Besides the producers dont have international animation viewers like us in mind, so we are covered. Had a japanese told such comments, he would have been labelled a traitor!

04/15/10 @ 10:46
LainEverliving [Visitor]  

Pete -

Point taken. I guess I’m a little prone to quick reactions, and I’m especially sensitive because the industry on the whole right now is in such awful shape. With the economies of the world all breaking down, and Japan in particular very poorly off in terms of the money that was available just a few years ago, the studios and financiers are getting very limited in what they will make. So, it becomes all the more important that what is made sells at least somewhat decently, or we won’t have any more in the future. All these new animators who are getting started on moe may be able to do better things in the future, but they’ll never get the chance if anime as whole doesn’t make it.
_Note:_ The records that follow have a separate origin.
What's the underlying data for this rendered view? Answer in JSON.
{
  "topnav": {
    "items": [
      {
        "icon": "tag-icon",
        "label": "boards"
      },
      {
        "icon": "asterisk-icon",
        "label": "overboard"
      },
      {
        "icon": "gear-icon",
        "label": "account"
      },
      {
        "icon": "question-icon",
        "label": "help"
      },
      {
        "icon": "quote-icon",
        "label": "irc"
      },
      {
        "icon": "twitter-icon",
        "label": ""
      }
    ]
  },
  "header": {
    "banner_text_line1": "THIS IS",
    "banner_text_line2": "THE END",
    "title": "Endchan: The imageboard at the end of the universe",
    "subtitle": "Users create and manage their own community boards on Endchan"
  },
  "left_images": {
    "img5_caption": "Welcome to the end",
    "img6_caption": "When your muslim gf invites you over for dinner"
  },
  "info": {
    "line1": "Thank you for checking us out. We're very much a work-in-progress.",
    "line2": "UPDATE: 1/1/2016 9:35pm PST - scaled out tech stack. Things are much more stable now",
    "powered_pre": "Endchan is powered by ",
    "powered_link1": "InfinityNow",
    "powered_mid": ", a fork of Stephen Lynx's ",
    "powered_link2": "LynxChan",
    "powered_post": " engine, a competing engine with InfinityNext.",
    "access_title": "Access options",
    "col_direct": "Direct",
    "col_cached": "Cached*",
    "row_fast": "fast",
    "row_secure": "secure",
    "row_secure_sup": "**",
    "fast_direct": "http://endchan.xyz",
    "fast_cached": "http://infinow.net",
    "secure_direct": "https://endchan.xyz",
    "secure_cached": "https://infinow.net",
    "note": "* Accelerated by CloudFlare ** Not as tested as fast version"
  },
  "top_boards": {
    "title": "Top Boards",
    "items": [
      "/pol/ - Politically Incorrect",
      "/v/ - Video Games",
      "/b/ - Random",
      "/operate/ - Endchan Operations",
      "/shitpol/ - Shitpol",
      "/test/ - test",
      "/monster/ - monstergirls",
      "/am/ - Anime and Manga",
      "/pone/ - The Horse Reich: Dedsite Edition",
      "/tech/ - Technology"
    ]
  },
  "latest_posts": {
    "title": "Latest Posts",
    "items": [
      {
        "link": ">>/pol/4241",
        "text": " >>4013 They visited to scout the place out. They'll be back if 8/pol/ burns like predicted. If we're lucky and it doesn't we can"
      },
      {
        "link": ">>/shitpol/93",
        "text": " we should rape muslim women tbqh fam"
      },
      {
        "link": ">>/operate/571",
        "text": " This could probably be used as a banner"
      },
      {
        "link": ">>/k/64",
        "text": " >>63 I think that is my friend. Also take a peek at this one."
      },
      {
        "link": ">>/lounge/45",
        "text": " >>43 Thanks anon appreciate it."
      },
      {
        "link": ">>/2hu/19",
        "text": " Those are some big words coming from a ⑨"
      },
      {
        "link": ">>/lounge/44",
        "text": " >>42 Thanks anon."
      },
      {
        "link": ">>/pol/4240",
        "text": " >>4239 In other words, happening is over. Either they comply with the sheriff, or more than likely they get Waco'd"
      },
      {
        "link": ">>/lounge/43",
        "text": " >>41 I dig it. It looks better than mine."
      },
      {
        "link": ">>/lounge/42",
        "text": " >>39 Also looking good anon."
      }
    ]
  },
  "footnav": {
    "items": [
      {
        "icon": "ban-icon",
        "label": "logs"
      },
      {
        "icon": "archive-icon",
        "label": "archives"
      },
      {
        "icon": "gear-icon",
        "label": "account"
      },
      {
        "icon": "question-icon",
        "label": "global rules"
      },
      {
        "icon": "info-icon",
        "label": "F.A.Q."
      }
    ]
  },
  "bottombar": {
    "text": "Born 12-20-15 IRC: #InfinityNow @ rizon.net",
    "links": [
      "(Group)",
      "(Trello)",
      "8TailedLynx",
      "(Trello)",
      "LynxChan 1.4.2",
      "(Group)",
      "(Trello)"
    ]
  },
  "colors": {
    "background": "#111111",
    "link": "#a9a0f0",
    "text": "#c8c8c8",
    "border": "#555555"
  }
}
So, whatever it is that we can find we like, even if only partly as much as the classics of the past, we have to try and support more, especially now. That’s why I can find places in my heart for Kyoto Animation’s drama series, and go for things I normally might overlook (like Heroman, which, having just watched the first episode, is certainly very pretty and quaintly charming).

On a happier note, though, FUNimation just announced a streaming deal with Noitama for both of the new shows, so everyone who wants to watch them freely and legally now can. The license isn’t for home video, just for streaming, so FUNimation is going to probably check out how many people watch to determine if they want to license for DVD or Blu-Ray. So, not that anyone on here probably needs any encouragement, but I’d urge you to watch the episodes this way, and rack up a lot of views so that FUNimation gets the message and brings the shows over on video. Especially for Yojō-Han Shinwa Taikei, the pressure is on to show that there’s serious demand for a Yuasa series outside Japan. If enough of us stream the first few episodes into the ground, maybe FUNimation (and others) will get the message, and we’ll finally have Mind Game, Kaiba, Kemonozume, and other unlicensed and unconventional Madhouse series like Denno Coil over here in the next few years. It’s up to you and me, fellow fans!

04/16/10 @ 01:26
Leedar [Visitor]  

Maybe ‘anime’ needs to fail for better animation to be made. ‘Anime’ looks like a creative dead end to me.

04/18/10 @ 17:13
Zambot3 [Visitor]  

Japanese animation doesn’t need to explain anything.If you don’t have an imagination to fill in the blanks, maybe you are too old.
Would you rather watch Family Guy? C’mon!